Who can possibly sum up these struggles? All of the local leaders, from King to Mandela, Gandhi to Guevara, were seen as inspirations to others. The Unknown Rebel, standing in front of the tanks rolling towards Tienanmen Square may not have a name, but is immediately inspiring.
There is one document that gives me more hope for humanity, though, than any other. The Universal Declaration of Human Rights is, as one of its principal creators Eleanor Roosevelt called it, “the Magna Carta of our time.”
Within the United States Roosevelt had fought for women and for African Americans during the 1930s and 1940s. But her time at the fledgling UN, as the first Chairperson of the UN Commission on Human Rights was her grandest role: she would show the world what the UN was capable of and stood for.

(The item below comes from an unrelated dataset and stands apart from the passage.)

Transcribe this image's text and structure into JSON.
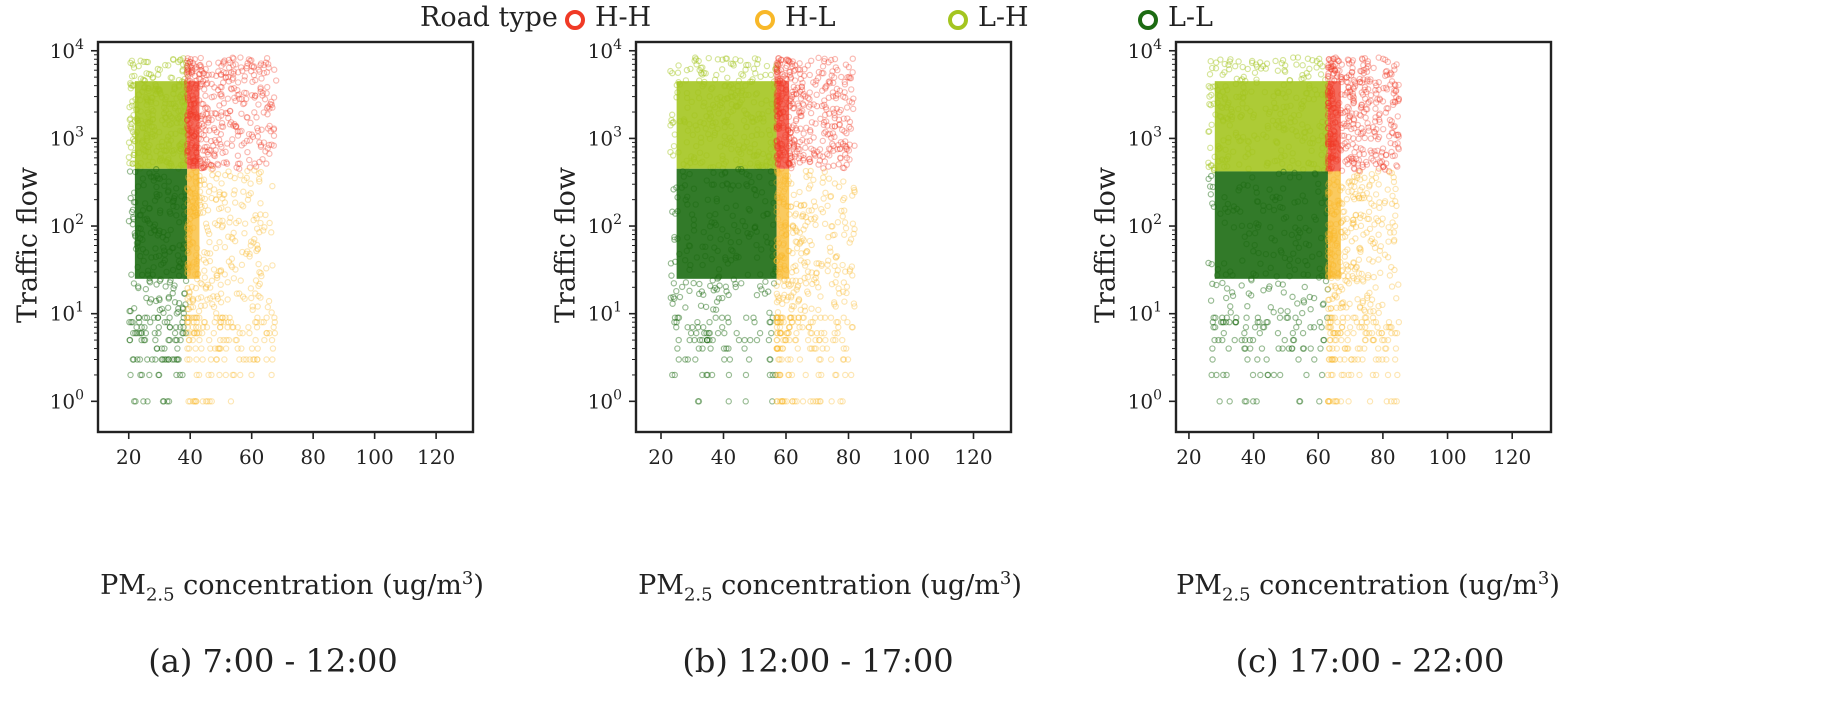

The tone set in this document would be critical for the freedom and struggles around the globe.
The Universal Declaration is still unfulfilled. Many countries still aren't free. Even those with decent records can make poor and painful choices, as the United States did during the first years of this century under George W. Bush. Whenever civil rights, liberties, and freedoms are suppressed, for anyone, it is a blow to Roosevelt's vision. When an assassin took the life of Harvey Milk or Aung San Suu Kyi was put under house arrest, these are as detrimental, and damaging, as wiretapping and torture.
When, on the other hand, a new South Africa emerged which tolerated all people regardless of any factors as equals, it shows how powerful and enduring the testament has become, and what gains it can achieve through international standards, pressure, and the advancement of a humane humanity.